The Canadian moguls team veteran competed in last year’s Winter Games in Pyeongchang, South Korea, minus an anterior cruciate ligament in his left knee.
Injured in a training crash a month out from the Winter Games, Marquis decided to have the damaged ACL removed entirely, so he could go to Pyeongchang.
Surgery to repair it would have ended his season.
Blasting through moguls, and launching and landing jumps, without a vital stabilizing knee ligament boggles the mind.
Marquis advanced out of the qualifying round into the top 20, however, with “What ACL?” written on his ski gloves.
His knee didn’t hold up in the next round and Marquis did not advance, but he achieved his Olympic dream by making the improbable happen.
“I just really wanted to make it as good as I could regardless of the result, so I’d be an example and I’d make me proud on top of everything, and everyone watching proud as well, proud that they were Canadian and that I was Canadian,” the 29-year-old from Quebec City said.
Winner of 12 World Cup medals and a world championship silver in dual moguls in 2015, Marquis could have decided gutting his way to his second Winter Olympics was a satisfying way to leave his sport.
But Marquis competed for the first time since the Olympics, and subsequent surgery to replace his ACL, on Friday at a World Cup in Calgary.
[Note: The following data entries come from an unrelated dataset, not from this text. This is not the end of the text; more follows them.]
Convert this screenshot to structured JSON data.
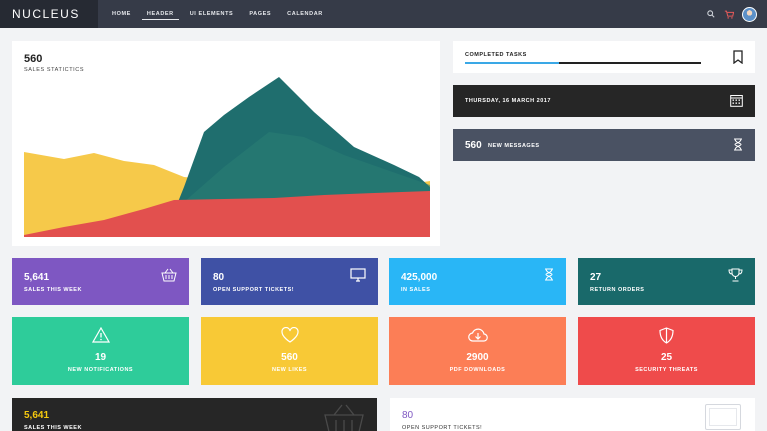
{
  "brand": "NUCLEUS",
  "nav": {
    "items": [
      {
        "label": "HOME",
        "active": false
      },
      {
        "label": "HEADER",
        "active": true
      },
      {
        "label": "UI ELEMENTS",
        "active": false
      },
      {
        "label": "PAGES",
        "active": false
      },
      {
        "label": "CALENDAR",
        "active": false
      }
    ],
    "icons": [
      "search-icon",
      "cart-icon",
      "avatar"
    ]
  },
  "sales": {
    "value": "560",
    "label": "SALES STATICTICS",
    "colors": [
      "#f6c94a",
      "#1f6e6e",
      "#e2504e"
    ]
  },
  "tasks": {
    "title": "COMPLETED TASKS",
    "progress": 0.4,
    "accent": "#3aa8e6",
    "icon": "bookmark-icon"
  },
  "date": {
    "text": "THURSDAY, 16 MARCH 2017",
    "icon": "calendar-icon"
  },
  "messages": {
    "count": "560",
    "label": "NEW MESSAGES",
    "icon": "hourglass-icon"
  },
  "tiles_row1": [
    {
      "value": "5,641",
      "label": "SALES THIS WEEK",
      "color": "#7e57c2",
      "icon": "basket-icon"
    },
    {
      "value": "80",
      "label": "OPEN SUPPORT TICKETS!",
      "color": "#3f51a5",
      "icon": "monitor-icon"
    },
    {
      "value": "425,000",
      "label": "IN SALES",
      "color": "#29b6f6",
      "icon": "hourglass-icon"
    },
    {
      "value": "27",
      "label": "RETURN ORDERS",
      "color": "#19696a",
      "icon": "trophy-icon"
    }
  ],
  "tiles_row2": [
    {
      "value": "19",
      "label": "NEW NOTIFICATIONS",
      "color": "#2ecc9a",
      "icon": "warning-icon"
    },
    {
      "value": "560",
      "label": "NEW LIKES",
      "color": "#f8c936",
      "icon": "heart-icon"
    },
    {
      "value": "2900",
      "label": "PDF DOWNLOADS",
      "color": "#fc7e56",
      "icon": "cloud-download-icon"
    },
    {
      "value": "25",
      "label": "SECURITY THREATS",
      "color": "#ef4b4b",
      "icon": "shield-icon"
    }
  ],
  "bottom_dark": {
    "value": "5,641",
    "label": "SALES THIS WEEK",
    "icon": "basket-icon"
  },
  "bottom_white": {
    "value": "80",
    "label": "OPEN SUPPORT TICKETS!",
    "icon": "monitor-icon"
  }
}
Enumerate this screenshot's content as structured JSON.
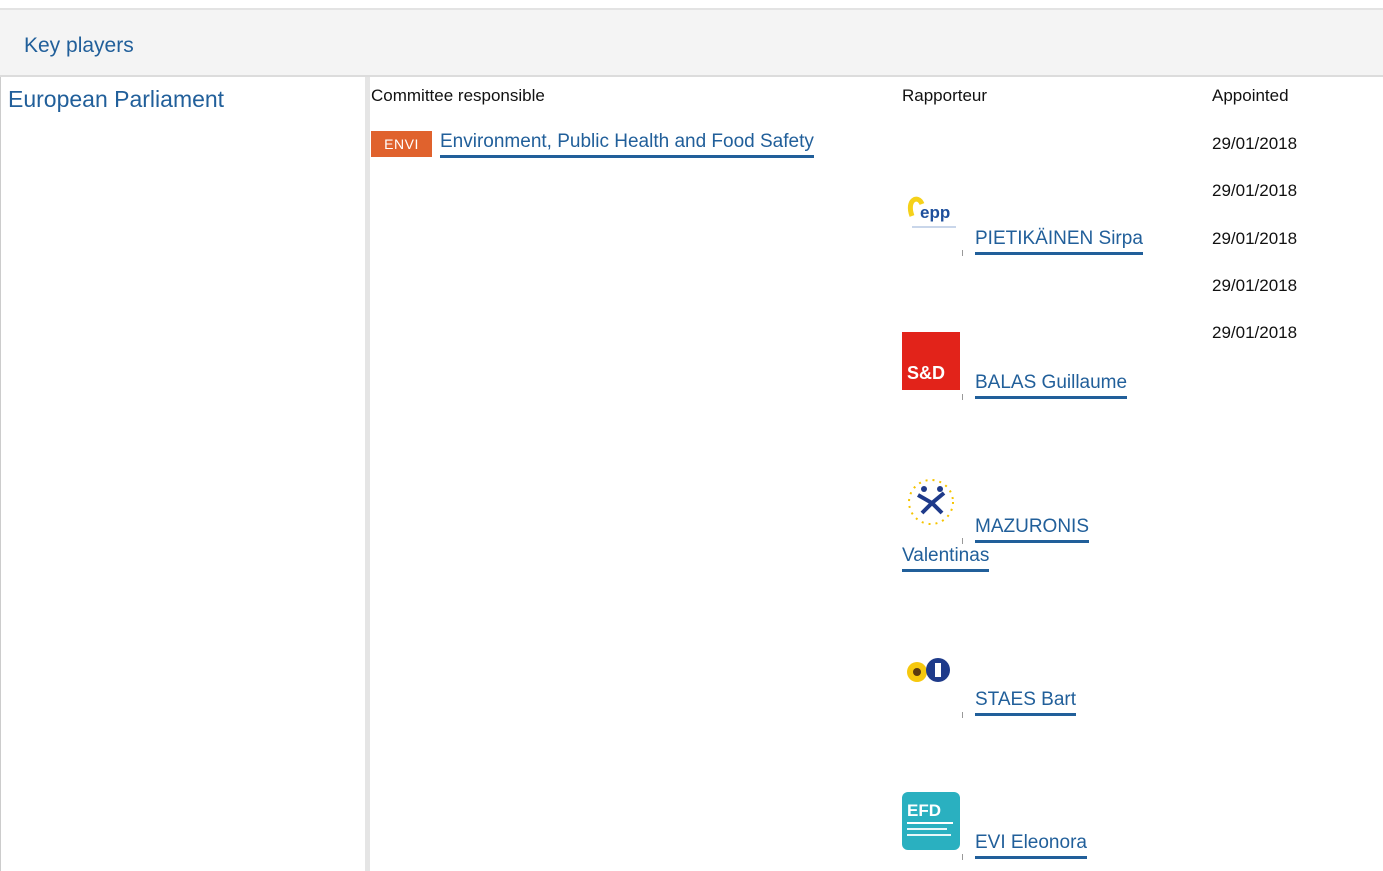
{
  "section": {
    "title": "Key players"
  },
  "institution": {
    "name": "European Parliament"
  },
  "columns": {
    "committee": "Committee responsible",
    "rapporteur": "Rapporteur",
    "appointed": "Appointed"
  },
  "committee": {
    "badge": "ENVI",
    "name": "Environment, Public Health and Food Safety",
    "badge_color": "#e0622d"
  },
  "dates": [
    "29/01/2018",
    "29/01/2018",
    "29/01/2018",
    "29/01/2018",
    "29/01/2018"
  ],
  "rapporteurs": [
    {
      "group_logo": "epp-logo",
      "logo_text": "epp",
      "name": "PIETIKÄINEN Sirpa"
    },
    {
      "group_logo": "sd-logo",
      "logo_text": "S&D",
      "name": "BALAS Guillaume",
      "logo_color": "#e2231a"
    },
    {
      "group_logo": "alde-logo",
      "name_line1": "MAZURONIS",
      "name_line2": "Valentinas"
    },
    {
      "group_logo": "greens-efa-logo",
      "name": "STAES Bart"
    },
    {
      "group_logo": "efdd-logo",
      "logo_text": "EFD",
      "name": "EVI Eleonora",
      "logo_color": "#2ab0c0"
    }
  ],
  "colors": {
    "link": "#215f9a",
    "header_bg": "#f4f4f4"
  }
}
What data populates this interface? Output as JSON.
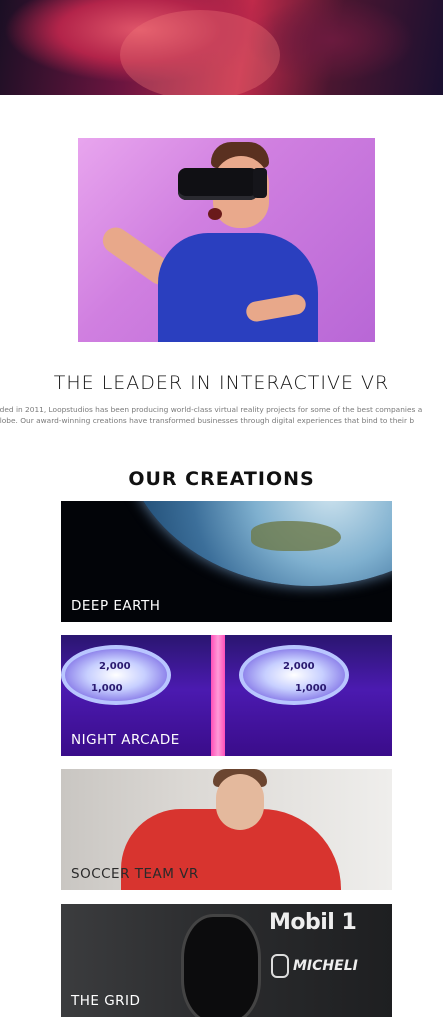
{
  "intro": {
    "title": "THE LEADER IN INTERACTIVE VR",
    "text_line1": "nded in 2011, Loopstudios has been producing world-class virtual reality projects for some of the best companies a",
    "text_line2": "globe. Our award-winning creations have transformed businesses through digital experiences that bind to their b"
  },
  "creations": {
    "title": "OUR CREATIONS",
    "items": [
      {
        "label": "DEEP EARTH"
      },
      {
        "label": "NIGHT ARCADE"
      },
      {
        "label": "SOCCER TEAM VR"
      },
      {
        "label": "THE GRID"
      }
    ]
  },
  "arcade_numbers": [
    "2,000",
    "1,000",
    "2,000",
    "1,000"
  ],
  "grid_brands": {
    "brand1": "Mobil 1",
    "brand2": "MICHELI"
  }
}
“I’ve got my reasons to be back here. Some people might understand and some people might think I’m a fool,” he said.
“I felt last year everything went too quickly and I was out and was home with my leg in the air. It just felt wrong and that I didn’t finish the cycle and didn’t finish on my own terms. I’m a fighter and I wanted to prove to myself I could overcome one last thing.
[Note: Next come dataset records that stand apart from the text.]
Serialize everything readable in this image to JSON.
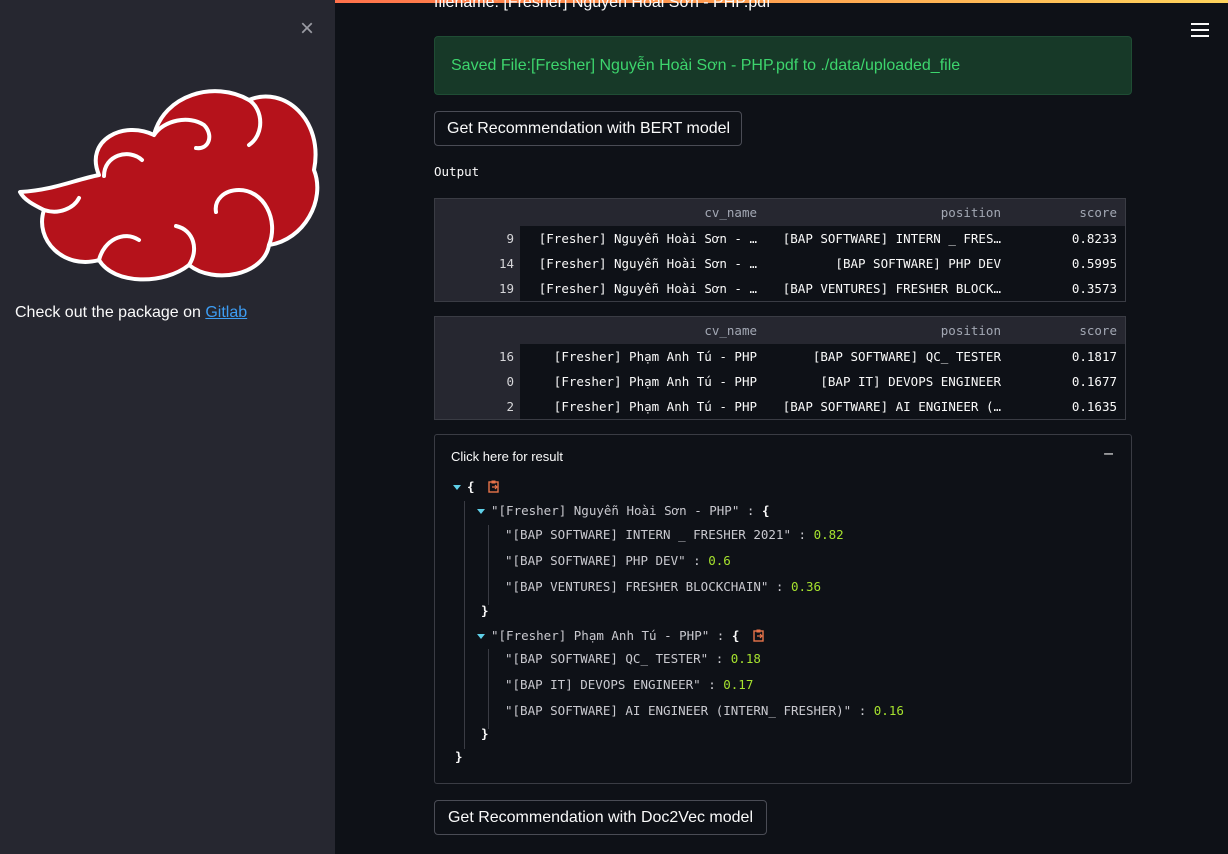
{
  "sidebar": {
    "gitlab_prefix": "Check out the package on ",
    "gitlab_link": "Gitlab"
  },
  "main": {
    "filename": "filename: [Fresher] Nguyễn Hoài Sơn - PHP.pdf",
    "success_message": "Saved File:[Fresher] Nguyễn Hoài Sơn - PHP.pdf to ./data/uploaded_file",
    "bert_button": "Get Recommendation with BERT model",
    "output_label": "Output",
    "doc2vec_button": "Get Recommendation with Doc2Vec model"
  },
  "table_headers": {
    "cv_name": "cv_name",
    "position": "position",
    "score": "score"
  },
  "table1": [
    {
      "idx": "9",
      "cv_name": "[Fresher] Nguyễn Hoài Sơn - …",
      "position": "[BAP SOFTWARE] INTERN _ FRES…",
      "score": "0.8233"
    },
    {
      "idx": "14",
      "cv_name": "[Fresher] Nguyễn Hoài Sơn - …",
      "position": "[BAP SOFTWARE] PHP DEV",
      "score": "0.5995"
    },
    {
      "idx": "19",
      "cv_name": "[Fresher] Nguyễn Hoài Sơn - …",
      "position": "[BAP VENTURES] FRESHER BLOCK…",
      "score": "0.3573"
    }
  ],
  "table2": [
    {
      "idx": "16",
      "cv_name": "[Fresher] Phạm Anh Tú - PHP",
      "position": "[BAP SOFTWARE] QC_ TESTER",
      "score": "0.1817"
    },
    {
      "idx": "0",
      "cv_name": "[Fresher] Phạm Anh Tú - PHP",
      "position": "[BAP IT] DEVOPS ENGINEER",
      "score": "0.1677"
    },
    {
      "idx": "2",
      "cv_name": "[Fresher] Phạm Anh Tú - PHP",
      "position": "[BAP SOFTWARE] AI ENGINEER (…",
      "score": "0.1635"
    }
  ],
  "expander": {
    "label": "Click here for result",
    "toggle": "–",
    "json": {
      "open_brace": "{",
      "close_brace": "}",
      "group1_key": "\"[Fresher] Nguyễn Hoài Sơn - PHP\"",
      "group1_items": [
        {
          "key": "\"[BAP SOFTWARE] INTERN _ FRESHER 2021\"",
          "value": "0.82"
        },
        {
          "key": "\"[BAP SOFTWARE] PHP DEV\"",
          "value": "0.6"
        },
        {
          "key": "\"[BAP VENTURES] FRESHER BLOCKCHAIN\"",
          "value": "0.36"
        }
      ],
      "group2_key": "\"[Fresher] Phạm Anh Tú - PHP\"",
      "group2_items": [
        {
          "key": "\"[BAP SOFTWARE] QC_ TESTER\"",
          "value": "0.18"
        },
        {
          "key": "\"[BAP IT] DEVOPS ENGINEER\"",
          "value": "0.17"
        },
        {
          "key": "\"[BAP SOFTWARE] AI ENGINEER (INTERN_ FRESHER)\"",
          "value": "0.16"
        }
      ],
      "sep": " : "
    }
  },
  "colors": {
    "accent_red": "#ff4b4b",
    "logo_red": "#b5121b",
    "success_green": "#3dd56d",
    "number_green": "#a6e22e",
    "link_blue": "#3d9df3"
  }
}
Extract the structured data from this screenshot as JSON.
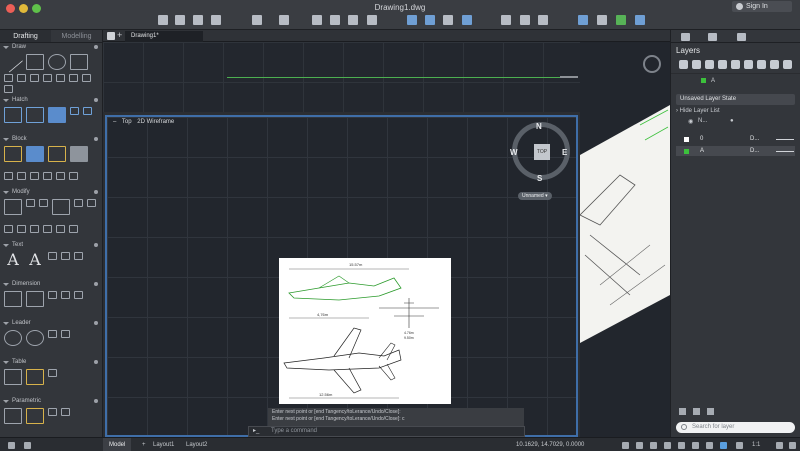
{
  "window": {
    "title": "Drawing1.dwg",
    "sign_in": "Sign In"
  },
  "left_panel": {
    "tabs": [
      "Drafting",
      "Modelling"
    ],
    "sections": [
      "Draw",
      "Hatch",
      "Block",
      "Modify",
      "Text",
      "Dimension",
      "Leader",
      "Table",
      "Parametric"
    ]
  },
  "document_tab": "Drawing1*",
  "viewport": {
    "controls": "–",
    "view": "Top",
    "visual_style": "2D Wireframe"
  },
  "viewcube": {
    "face": "TOP",
    "north": "N",
    "south": "S",
    "east": "E",
    "west": "W",
    "ucs_label": "Unnamed"
  },
  "drawing": {
    "dim_top": "15.57m",
    "dim_left": "4,76m",
    "dim_right_a": "4.76m",
    "dim_right_b": "9.50m",
    "dim_bottom": "12.56m"
  },
  "command": {
    "history_1": "Enter next point or [end Tangency/toLerance/Undo/Close]:",
    "history_2": "Enter next point or [end Tangency/toLerance/Undo/Close]: c",
    "prompt": "▸_",
    "placeholder": "Type a command"
  },
  "layers_panel": {
    "title": "Layers",
    "layer_state": "Unsaved Layer State",
    "hide_list": "Hide Layer List",
    "current_layer": "A",
    "columns": {
      "name": "N..."
    },
    "layers": [
      {
        "name": "0",
        "desc": "D...",
        "color": "#ffffff"
      },
      {
        "name": "A",
        "desc": "D...",
        "color": "#3cc13c"
      }
    ],
    "search_placeholder": "Search for layer"
  },
  "status_bar": {
    "tabs": [
      "Model",
      "Layout1",
      "Layout2"
    ],
    "coordinates": "10.1629, 14.7029, 0.0000",
    "scale": "1:1"
  },
  "colors": {
    "accent": "#3f6ea8",
    "grid": "#22262d",
    "layer_green": "#3cc13c"
  }
}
“I also wanted to have a goal for my rehab. Rehabbing without a physical goal is really tough.”
The top 16 men out of 52 in Friday’s qualifying advanced to the Saturday’s final. Marquis fell just short of the cut in 18th.
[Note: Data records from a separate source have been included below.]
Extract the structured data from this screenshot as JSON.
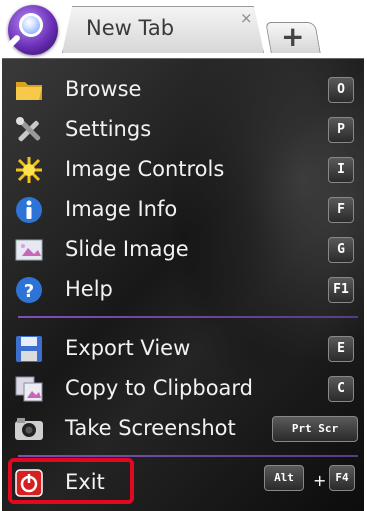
{
  "tab": {
    "title": "New Tab",
    "close_glyph": "×",
    "new_tab_glyph": "+"
  },
  "menu": {
    "items": [
      {
        "label": "Browse",
        "shortcut": "O",
        "icon": "folder-icon"
      },
      {
        "label": "Settings",
        "shortcut": "P",
        "icon": "tools-icon"
      },
      {
        "label": "Image Controls",
        "shortcut": "I",
        "icon": "sun-icon"
      },
      {
        "label": "Image Info",
        "shortcut": "F",
        "icon": "info-icon"
      },
      {
        "label": "Slide Image",
        "shortcut": "G",
        "icon": "slide-icon"
      },
      {
        "label": "Help",
        "shortcut": "F1",
        "icon": "help-icon"
      },
      {
        "label": "Export View",
        "shortcut": "E",
        "icon": "save-icon"
      },
      {
        "label": "Copy to Clipboard",
        "shortcut": "C",
        "icon": "clipboard-icon"
      },
      {
        "label": "Take Screenshot",
        "shortcut": "Prt Scr",
        "icon": "camera-icon"
      }
    ],
    "exit": {
      "label": "Exit",
      "shortcut_mod": "Alt",
      "shortcut_plus": "+",
      "shortcut_key": "F4",
      "icon": "power-icon"
    }
  },
  "colors": {
    "highlight": "#e1091f",
    "separator": "#7d4fb8",
    "accent_orb": "#6a2fb8"
  }
}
“I’ll miss finals, which is something that hasn’t really happened to me in a long time, but I’ve proud of what I’ve done, especially with the lack of training,” Marquis said. “That was a really, really good test for me.”
Teammate and reigning Olympic champion Mikael Kingsbury posted the top score in qualifying. The 26-year-old from Deux-Montagnes, Que., skied right before Marquis.
“I’m proud of him,” Kingsbury said. “It was a nice little moment to be again with him in the start gate. We were going back-to-back.
“When I got to the bottom and received my score, I just turned around and started to be nervous again for my friend.
“It was like that at the Olympics. I was nervous for him, but a bit less here because I saw him in training.”
Kingsbury and Quebec City’s Laurent Dumais, who finished ninth Friday, were the two Canadian men advancing out of the 11 skiing for the host team.
Women’s qualifying Saturday morning will be followed by elimination rounds alongside the men.
Marquis says this season will be his swan song.
“After that I’m going to move on and do something else,” he said. “I feel optimistic about the next chapter, but in the meantime I want to push this chapter a few more weeks and few months.”
Kingsbury has won seven times in Calgary. He posted a score of 83.79 points at WinSport’s Canada Olympic Park.
Australia’s Matt Graham, the only man to best Kingsbury in Calgary recently with a win in 2017, was second with 81 points ahead of Frenchman Benjamin Cavet in third with 80.41.